The awards for first, second, and third place at the national level are $1000, $500, and $250, respectively. "Outstanding Entry" awards are also given to two projects from each state: one junior entry and one senior entry. There are also more than a dozen special prizes awarded worth between $250 and $10,000. Special prizes may also provide special opportunities. For example, 2025 Individual documentary category winners will have the opportunity to partake in virtual mentorship sessions with filmmaker Ken Burns and Library of Congress Lavine/Ken Burns Prize for Film finalists.

==== Impact on students ====
In 2011 several researchers from Rockman et al published a study examining the competition's impact on participating students. Funded by the National History Day organization and an independent funder, the study focused on students from New Jersey, Texas, South Carolina, and Colorado, examining both students who participated in the contest and those who did not. Findings indicated that participating students were more likely to outperform the non-participating students scholastically; researchers noted that "Although it is difficult to credit any single program with student success, there are clear and consistent indications that academic performance improves with successive years of NHD participation."

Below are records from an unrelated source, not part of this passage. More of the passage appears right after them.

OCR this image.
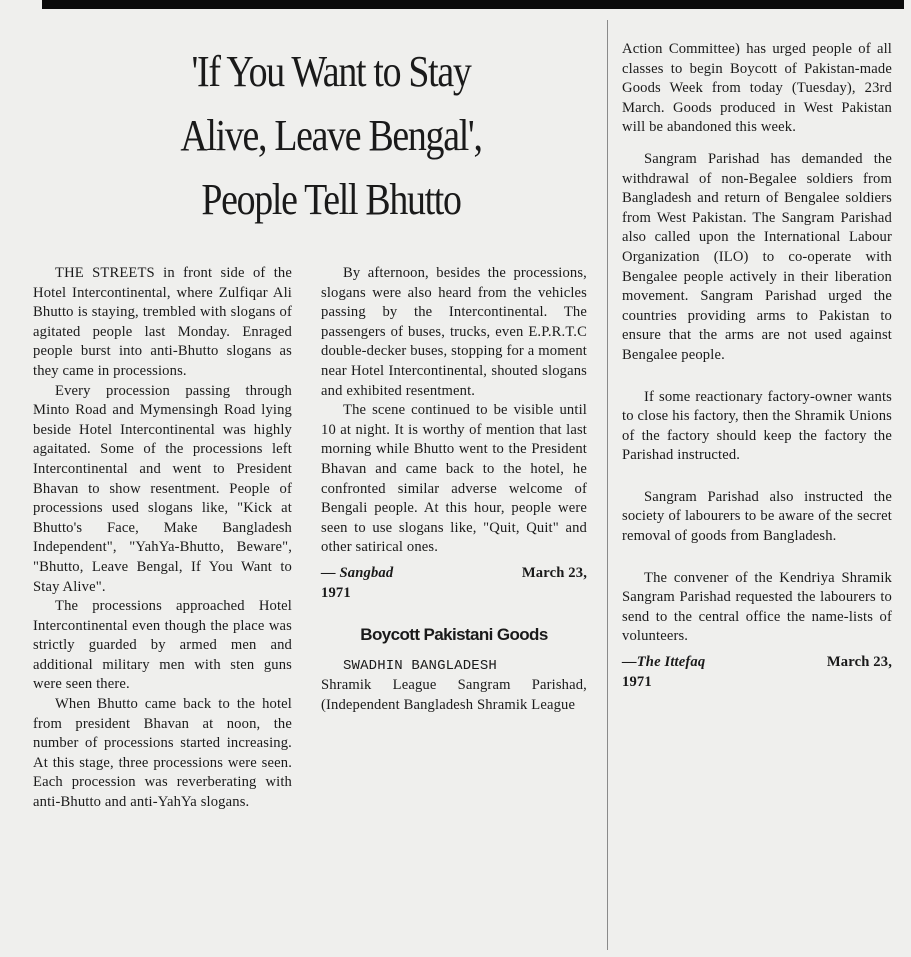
'If You Want to Stay
Alive, Leave Bengal',
People Tell Bhutto

THE STREETS in front side of the Hotel Intercontinental, where Zulfiqar Ali Bhutto is staying, trembled with slogans of agitated people last Monday. Enraged people burst into anti-Bhutto slogans as they came in processions.

Every procession passing through Minto Road and Mymensingh Road lying beside Hotel Intercontinental was highly agaitated. Some of the processions left Intercontinental and went to President Bhavan to show resentment. People of processions used slogans like, "Kick at Bhutto's Face, Make Bangladesh Independent", "YahYa-Bhutto, Beware", "Bhutto, Leave Bengal, If You Want to Stay Alive".

The processions approached Hotel Intercontinental even though the place was strictly guarded by armed men and additional military men with sten guns were seen there.

When Bhutto came back to the hotel from president Bhavan at noon, the number of processions started increasing. At this stage, three processions were seen. Each procession was reverberating with anti-Bhutto and anti-YahYa slogans.

By afternoon, besides the processions, slogans were also heard from the vehicles passing by the Intercontinental. The passengers of buses, trucks, even E.P.R.T.C double-decker buses, stopping for a moment near Hotel Intercontinental, shouted slogans and exhibited resentment.

The scene continued to be visible until 10 at night. It is worthy of mention that last morning while Bhutto went to the President Bhavan and came back to the hotel, he confronted similar adverse welcome of Bengali people. At this hour, people were seen to use slogans like, "Quit, Quit" and other satirical ones.

— Sangbad	March 23,

1971

Boycott Pakistani Goods

SWADHIN BANGLADESH

Shramik League Sangram Parishad, (Independent Bangladesh Shramik League

Action Committee) has urged people of all classes to begin Boycott of Pakistan-made Goods Week from today (Tuesday), 23rd March. Goods produced in West Pakistan will be abandoned this week.

Sangram Parishad has demanded the withdrawal of non-Begalee soldiers from Bangladesh and return of Bengalee soldiers from West Pakistan. The Sangram Parishad also called upon the International Labour Organization (ILO) to co-operate with Bengalee people actively in their liberation movement. Sangram Parishad urged the countries providing arms to Pakistan to ensure that the arms are not used against Bengalee people.

If some reactionary factory-owner wants to close his factory, then the Shramik Unions of the factory should keep the factory the Parishad instructed.

Sangram Parishad also instructed the society of labourers to be aware of the secret removal of goods from Bangladesh.

The convener of the Kendriya Shramik Sangram Parishad requested the labourers to send to the central office the name-lists of volunteers.

—The Ittefaq	March 23,

1971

===Impact on historians===
Arnita Jones, executive director of the American Historical Association, wrote in 2001:
 Perhaps the greatest impact of National History Day...was on the historical profession itself. I truly believe that never have so many historians enjoyed engaging in the pursuit of history outside their offices, their regular classrooms, and their academic research as have the thousands who have participated in National History Day as teachers, mentors, consultants, and judges over more than two decades.